Author: Donna Jo Napoli
Genre: Young Adult
Date Published: 2005
Blurb: Salz is a boy afflicted with cystic fibrosis — though in the Middle Ages in Saxony no one can identify it as such. Instead he is an outcast, living with his unfeeling father and superstitious brothers in a hovel outside Hameln. His grandmother has kept Salz alive by having him avoid the mead and beer commonly drunk by all and by teaching him how to clear his lungs. When the townsfolk of Hameln are affected by a mold that grows on the hops — poisoning their mead and beer — Salz is one of the few who are unaffected. The mold’s effect is hallucinogenic, and soon Hameln is in the grips of a plague of madness, followed by a plague of rats.

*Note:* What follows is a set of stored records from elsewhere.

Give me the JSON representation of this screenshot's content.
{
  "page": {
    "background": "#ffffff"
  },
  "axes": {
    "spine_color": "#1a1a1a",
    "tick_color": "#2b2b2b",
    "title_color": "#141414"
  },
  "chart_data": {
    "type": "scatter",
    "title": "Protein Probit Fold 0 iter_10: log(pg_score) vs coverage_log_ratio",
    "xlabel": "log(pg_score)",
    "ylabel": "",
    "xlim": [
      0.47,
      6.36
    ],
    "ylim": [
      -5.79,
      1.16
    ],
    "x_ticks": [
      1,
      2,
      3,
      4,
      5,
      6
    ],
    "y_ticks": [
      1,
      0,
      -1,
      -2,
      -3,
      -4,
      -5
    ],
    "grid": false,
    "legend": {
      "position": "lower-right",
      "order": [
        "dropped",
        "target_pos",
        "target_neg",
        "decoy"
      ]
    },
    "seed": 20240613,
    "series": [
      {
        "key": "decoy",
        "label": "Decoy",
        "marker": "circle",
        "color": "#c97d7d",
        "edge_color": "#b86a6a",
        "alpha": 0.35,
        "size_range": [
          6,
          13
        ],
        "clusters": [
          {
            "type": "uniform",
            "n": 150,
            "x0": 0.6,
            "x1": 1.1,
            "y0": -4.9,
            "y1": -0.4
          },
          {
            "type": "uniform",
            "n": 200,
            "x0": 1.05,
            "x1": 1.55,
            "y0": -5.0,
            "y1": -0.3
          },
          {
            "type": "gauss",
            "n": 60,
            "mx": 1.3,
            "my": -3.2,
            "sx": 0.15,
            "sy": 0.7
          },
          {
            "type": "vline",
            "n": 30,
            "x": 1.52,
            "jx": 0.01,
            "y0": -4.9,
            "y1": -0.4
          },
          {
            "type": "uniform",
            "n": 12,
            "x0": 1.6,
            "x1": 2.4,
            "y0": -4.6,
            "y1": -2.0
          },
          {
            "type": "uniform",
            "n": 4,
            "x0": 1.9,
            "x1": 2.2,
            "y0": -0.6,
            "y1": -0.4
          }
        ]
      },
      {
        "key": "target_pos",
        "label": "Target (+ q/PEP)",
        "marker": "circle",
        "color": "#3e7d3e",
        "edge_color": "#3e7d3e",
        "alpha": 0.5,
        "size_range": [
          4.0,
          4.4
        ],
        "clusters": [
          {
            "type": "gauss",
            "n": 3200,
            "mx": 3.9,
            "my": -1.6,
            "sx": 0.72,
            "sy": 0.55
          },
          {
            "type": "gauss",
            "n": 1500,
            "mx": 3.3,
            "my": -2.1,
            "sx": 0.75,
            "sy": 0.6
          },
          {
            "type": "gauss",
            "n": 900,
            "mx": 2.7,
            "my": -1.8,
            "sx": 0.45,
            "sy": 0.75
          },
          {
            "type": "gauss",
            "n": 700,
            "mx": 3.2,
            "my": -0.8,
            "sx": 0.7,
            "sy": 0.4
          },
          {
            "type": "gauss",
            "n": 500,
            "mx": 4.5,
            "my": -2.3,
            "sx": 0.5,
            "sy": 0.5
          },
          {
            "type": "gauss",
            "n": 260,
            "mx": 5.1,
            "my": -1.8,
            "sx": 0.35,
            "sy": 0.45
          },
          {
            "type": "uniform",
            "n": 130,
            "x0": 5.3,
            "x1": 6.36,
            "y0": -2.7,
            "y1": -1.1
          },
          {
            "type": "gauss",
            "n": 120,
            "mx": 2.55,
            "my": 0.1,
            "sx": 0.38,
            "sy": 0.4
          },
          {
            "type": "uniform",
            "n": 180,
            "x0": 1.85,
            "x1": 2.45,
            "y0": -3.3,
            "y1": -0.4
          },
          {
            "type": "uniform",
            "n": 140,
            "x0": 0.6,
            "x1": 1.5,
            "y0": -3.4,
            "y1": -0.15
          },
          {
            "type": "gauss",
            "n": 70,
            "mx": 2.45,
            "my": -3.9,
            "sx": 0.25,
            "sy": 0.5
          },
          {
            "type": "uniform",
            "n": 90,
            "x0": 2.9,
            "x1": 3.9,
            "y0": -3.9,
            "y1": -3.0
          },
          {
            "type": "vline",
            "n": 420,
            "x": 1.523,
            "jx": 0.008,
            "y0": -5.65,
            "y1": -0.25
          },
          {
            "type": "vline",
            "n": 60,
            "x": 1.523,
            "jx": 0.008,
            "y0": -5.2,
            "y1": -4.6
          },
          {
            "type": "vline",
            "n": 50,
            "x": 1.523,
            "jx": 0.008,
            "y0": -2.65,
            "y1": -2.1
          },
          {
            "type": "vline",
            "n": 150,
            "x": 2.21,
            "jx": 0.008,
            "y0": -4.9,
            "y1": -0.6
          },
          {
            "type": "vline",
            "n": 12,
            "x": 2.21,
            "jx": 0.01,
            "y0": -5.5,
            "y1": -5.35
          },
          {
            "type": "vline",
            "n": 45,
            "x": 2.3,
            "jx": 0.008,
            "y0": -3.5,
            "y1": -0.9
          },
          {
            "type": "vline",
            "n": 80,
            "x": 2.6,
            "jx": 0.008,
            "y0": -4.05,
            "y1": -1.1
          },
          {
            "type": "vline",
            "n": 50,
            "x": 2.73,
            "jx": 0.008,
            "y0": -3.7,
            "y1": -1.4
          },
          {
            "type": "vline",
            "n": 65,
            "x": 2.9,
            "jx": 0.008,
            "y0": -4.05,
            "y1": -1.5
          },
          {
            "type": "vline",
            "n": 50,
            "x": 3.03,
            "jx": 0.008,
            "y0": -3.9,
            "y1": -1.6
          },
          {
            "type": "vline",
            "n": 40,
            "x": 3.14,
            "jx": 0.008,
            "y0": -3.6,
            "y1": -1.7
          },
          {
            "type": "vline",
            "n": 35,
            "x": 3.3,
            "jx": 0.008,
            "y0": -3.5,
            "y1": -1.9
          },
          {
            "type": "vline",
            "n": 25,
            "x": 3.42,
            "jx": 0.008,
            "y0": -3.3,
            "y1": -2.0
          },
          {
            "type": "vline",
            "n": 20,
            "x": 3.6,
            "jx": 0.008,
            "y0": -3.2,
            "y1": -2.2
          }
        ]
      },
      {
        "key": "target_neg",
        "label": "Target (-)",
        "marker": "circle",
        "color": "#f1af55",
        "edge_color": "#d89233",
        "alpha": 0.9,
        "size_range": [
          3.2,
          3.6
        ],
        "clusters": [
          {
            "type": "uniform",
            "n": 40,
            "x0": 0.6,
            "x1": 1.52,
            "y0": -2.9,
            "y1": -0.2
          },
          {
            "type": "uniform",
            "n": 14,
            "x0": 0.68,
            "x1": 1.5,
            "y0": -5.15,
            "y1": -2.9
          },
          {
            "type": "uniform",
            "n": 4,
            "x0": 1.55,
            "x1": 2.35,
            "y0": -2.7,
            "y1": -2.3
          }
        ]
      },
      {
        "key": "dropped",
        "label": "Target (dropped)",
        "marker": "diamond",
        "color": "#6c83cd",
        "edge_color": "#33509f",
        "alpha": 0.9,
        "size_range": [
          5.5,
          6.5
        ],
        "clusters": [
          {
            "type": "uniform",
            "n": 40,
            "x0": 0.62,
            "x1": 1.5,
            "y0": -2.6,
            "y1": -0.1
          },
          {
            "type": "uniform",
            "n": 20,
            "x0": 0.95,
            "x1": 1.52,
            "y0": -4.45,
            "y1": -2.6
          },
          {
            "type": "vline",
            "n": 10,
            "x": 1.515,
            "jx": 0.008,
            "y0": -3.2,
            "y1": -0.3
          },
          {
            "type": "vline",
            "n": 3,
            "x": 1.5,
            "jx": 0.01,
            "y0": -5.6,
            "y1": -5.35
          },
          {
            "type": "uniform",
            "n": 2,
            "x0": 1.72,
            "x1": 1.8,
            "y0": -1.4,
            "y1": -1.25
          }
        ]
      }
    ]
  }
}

It is only Salz who can proclaim the truth — although it might cost him his life.
I was looking forward to reading this book, because I’d already read and enjoyed Bound, Napoli’s retelling of Cinderella, set in China. The author has written a number of other retellings, including Zel (Rapunzel), Beast (Beauty and the Beast), and Crazy Jack (Jack and the Beanstalk). She’s not afraid to delve into the darker side of these stories and her eye for historical details is excellent.
Breath reads more like historical fiction than fairy tale fantasy, in that in paints a realistic picture of Hamelin in the 13th century. The focus of the story isn’t the Piper, but the narrator, twelve-year-old Salz, whose family becomes afflicted with the terrible disease ravaging Hamelin. Livestock are dying, babies are being born dead, and people are suffering from swollen limbs, fever, hallucinations, and convulsions. Salz can’t understand why this disease has gripped everyone in his entire family (except him), along with most of Hamelin’s inhabitants.

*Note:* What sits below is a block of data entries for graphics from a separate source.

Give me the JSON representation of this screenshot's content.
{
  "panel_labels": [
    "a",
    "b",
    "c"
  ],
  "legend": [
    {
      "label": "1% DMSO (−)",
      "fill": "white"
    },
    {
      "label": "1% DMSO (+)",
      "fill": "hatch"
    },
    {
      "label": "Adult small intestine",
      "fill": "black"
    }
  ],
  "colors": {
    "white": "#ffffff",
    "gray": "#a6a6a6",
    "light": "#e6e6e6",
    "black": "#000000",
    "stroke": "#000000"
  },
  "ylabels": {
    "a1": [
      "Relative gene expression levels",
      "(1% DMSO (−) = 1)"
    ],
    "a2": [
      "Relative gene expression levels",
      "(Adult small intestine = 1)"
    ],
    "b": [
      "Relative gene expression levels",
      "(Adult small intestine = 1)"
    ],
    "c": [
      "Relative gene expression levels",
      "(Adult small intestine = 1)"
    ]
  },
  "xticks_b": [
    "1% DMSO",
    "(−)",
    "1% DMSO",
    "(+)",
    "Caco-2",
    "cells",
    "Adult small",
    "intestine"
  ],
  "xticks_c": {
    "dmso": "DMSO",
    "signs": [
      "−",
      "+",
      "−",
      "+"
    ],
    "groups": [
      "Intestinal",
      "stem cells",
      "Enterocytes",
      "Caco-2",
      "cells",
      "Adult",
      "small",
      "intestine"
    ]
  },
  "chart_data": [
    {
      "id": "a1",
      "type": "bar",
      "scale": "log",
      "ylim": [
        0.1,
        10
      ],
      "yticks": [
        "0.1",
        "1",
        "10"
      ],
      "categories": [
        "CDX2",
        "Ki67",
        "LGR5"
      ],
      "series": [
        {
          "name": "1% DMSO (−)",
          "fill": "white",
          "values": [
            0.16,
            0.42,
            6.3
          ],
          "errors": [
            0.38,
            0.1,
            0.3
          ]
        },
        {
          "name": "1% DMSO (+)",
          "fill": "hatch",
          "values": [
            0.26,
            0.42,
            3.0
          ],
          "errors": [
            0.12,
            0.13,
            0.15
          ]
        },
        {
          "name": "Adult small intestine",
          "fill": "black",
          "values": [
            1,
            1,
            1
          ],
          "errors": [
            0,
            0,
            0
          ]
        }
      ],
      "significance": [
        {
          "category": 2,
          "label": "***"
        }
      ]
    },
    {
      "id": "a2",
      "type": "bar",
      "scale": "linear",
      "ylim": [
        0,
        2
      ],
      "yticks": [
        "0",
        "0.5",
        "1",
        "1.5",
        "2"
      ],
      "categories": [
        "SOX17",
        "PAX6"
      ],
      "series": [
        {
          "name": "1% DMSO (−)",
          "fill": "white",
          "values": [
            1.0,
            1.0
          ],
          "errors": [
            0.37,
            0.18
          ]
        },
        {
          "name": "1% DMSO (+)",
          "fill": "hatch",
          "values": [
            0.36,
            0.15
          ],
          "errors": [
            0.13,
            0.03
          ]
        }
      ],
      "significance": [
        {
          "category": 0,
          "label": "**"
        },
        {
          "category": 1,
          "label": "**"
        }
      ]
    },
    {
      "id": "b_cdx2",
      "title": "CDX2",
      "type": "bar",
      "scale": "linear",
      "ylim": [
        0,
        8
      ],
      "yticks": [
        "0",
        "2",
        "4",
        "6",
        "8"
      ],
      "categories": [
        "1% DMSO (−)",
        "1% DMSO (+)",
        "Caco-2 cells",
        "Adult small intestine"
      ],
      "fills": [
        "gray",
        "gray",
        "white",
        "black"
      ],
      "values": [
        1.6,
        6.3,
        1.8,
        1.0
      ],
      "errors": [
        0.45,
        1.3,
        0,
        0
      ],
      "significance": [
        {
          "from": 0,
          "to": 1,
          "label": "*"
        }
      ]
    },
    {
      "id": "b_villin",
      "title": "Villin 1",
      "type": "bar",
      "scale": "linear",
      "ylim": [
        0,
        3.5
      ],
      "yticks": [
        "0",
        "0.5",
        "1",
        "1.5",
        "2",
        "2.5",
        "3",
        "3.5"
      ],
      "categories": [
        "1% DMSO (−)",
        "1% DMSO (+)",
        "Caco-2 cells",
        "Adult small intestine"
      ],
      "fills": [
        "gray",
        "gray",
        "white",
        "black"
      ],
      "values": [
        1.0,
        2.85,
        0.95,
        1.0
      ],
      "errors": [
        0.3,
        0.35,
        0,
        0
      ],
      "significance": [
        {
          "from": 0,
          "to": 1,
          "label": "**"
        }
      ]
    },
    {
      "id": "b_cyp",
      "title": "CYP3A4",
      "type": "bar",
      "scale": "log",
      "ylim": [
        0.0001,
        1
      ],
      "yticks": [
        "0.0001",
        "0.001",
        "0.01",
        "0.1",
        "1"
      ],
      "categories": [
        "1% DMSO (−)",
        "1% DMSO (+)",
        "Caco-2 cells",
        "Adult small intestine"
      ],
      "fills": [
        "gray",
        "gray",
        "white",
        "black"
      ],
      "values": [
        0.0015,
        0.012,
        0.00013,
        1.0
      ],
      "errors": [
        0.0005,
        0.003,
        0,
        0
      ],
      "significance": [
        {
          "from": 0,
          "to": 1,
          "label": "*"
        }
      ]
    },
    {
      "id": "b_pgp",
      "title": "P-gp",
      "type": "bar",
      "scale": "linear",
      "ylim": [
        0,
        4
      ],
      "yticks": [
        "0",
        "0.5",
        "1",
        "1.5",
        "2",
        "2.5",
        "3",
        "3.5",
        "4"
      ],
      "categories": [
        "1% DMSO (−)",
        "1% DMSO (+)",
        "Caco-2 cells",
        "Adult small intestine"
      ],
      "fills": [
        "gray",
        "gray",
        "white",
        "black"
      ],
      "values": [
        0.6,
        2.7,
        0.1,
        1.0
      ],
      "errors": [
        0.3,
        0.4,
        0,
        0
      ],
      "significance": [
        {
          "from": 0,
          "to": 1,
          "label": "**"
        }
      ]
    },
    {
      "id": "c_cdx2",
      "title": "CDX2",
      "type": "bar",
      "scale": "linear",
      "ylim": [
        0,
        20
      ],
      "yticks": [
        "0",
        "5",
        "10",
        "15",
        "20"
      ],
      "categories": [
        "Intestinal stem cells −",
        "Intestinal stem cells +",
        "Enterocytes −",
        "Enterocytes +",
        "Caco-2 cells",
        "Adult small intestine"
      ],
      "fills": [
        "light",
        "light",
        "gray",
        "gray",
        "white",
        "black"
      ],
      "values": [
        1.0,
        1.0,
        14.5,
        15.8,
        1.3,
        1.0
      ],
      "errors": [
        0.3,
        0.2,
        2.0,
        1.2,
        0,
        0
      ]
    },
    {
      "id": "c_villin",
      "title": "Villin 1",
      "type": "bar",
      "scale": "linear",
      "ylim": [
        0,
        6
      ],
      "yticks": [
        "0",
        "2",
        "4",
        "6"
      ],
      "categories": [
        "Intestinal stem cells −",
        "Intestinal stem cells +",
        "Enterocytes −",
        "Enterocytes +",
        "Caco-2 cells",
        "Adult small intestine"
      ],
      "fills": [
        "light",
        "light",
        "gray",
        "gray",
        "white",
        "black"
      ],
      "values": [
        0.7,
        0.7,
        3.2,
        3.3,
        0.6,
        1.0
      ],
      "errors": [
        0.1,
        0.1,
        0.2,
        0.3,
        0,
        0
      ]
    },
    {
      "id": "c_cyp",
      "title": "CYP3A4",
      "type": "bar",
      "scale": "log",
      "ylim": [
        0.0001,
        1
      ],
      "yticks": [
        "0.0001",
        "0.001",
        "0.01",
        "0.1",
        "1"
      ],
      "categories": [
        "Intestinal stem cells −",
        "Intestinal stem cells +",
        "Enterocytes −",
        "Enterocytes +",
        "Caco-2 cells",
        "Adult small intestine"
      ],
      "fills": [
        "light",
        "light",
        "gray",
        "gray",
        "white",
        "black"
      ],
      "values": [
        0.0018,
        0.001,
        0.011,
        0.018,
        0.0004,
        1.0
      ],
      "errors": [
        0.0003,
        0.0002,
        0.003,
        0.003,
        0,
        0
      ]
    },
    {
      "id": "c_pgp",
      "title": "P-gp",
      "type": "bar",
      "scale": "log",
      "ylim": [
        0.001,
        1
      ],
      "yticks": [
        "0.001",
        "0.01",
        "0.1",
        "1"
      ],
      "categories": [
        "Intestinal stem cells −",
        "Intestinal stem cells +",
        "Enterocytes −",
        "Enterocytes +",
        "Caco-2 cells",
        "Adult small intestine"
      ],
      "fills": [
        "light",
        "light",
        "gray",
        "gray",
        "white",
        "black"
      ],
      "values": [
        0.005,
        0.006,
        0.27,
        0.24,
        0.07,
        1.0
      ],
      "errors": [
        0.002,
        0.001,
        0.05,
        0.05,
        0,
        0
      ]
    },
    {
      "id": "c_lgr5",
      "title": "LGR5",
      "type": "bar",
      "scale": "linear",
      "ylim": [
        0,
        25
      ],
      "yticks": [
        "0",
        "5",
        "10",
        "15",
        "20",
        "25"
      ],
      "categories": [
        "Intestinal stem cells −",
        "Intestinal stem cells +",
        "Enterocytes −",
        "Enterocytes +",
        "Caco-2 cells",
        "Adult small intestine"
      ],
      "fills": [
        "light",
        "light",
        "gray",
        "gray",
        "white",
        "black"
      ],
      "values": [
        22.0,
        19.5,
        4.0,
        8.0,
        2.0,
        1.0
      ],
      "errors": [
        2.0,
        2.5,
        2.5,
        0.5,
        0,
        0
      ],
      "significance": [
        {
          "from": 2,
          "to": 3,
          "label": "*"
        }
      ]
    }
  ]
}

The Town Council assumes the disease is caused by rats, since Hamelin is overrun with them. When Salz mentions he has met a Piper who can charm animals, the Council sends for the musician to get rid of the rats. Spoiler alert – Since this book is faithful to the original fairy tale, it doesn’t end well (at least not for the Hameliners). When the Council refuses to pay the Piper, he uses his music to lure all the children away. Salz is left behind because his infirmities prevent him from keeping up with the other children.
How does this stack up as a Pied Piper retelling?

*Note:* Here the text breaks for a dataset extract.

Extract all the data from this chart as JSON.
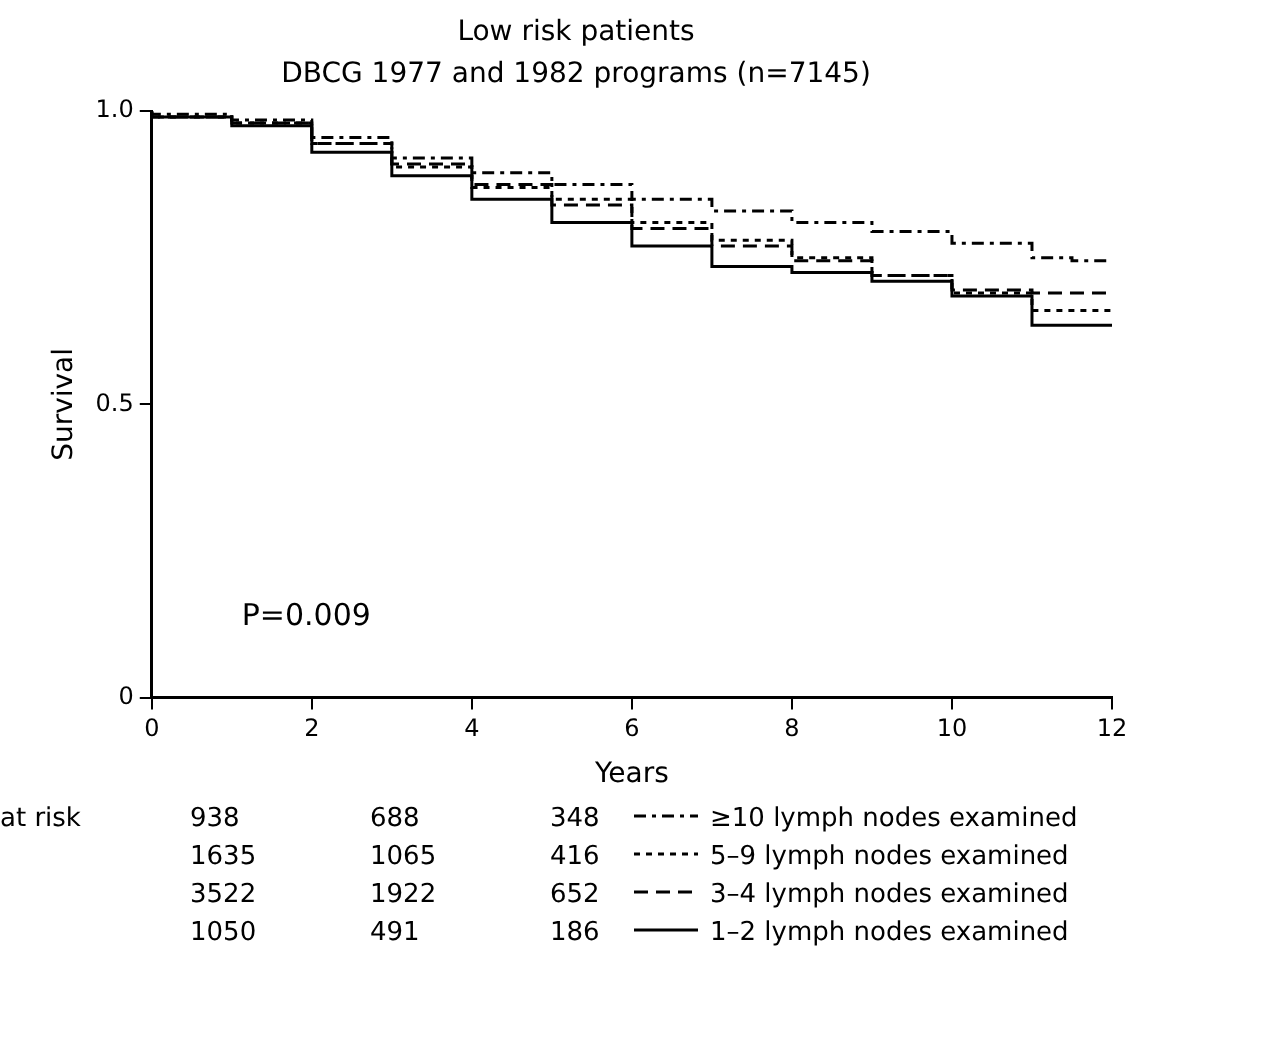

I found Breath to be a fascinating read, probably because I enjoy historical fiction. The author has done a great job portraying the realities of medieval life, with all its brutality and superstitions. The Pied Piper himself is kind of an enigma—although he plays a crucial role in the story, we don’t know much about him, like where he’s from or how he learned to charm animals with music. Other than the Piper’s mysterious abilities, there isn’t any other ‘magic’ in this story.
What’s really interesting is the postscript of the book, where the author explains that the disease in Breath was not caused by rats, but by a killer fungus, known as ergot, that affected the town’s grain supply. Anyone who ate bread or drank beer would have gotten ergot poisoning. The strange hallucinations that Salz’s family experienced probably occurred because ergot contains LSD. Since ergotism also causes involuntary movements and convulsions that resemble dancing, some historians believe it was cause of St. Vitus’ Dance—a disorder that affected children in medieval times.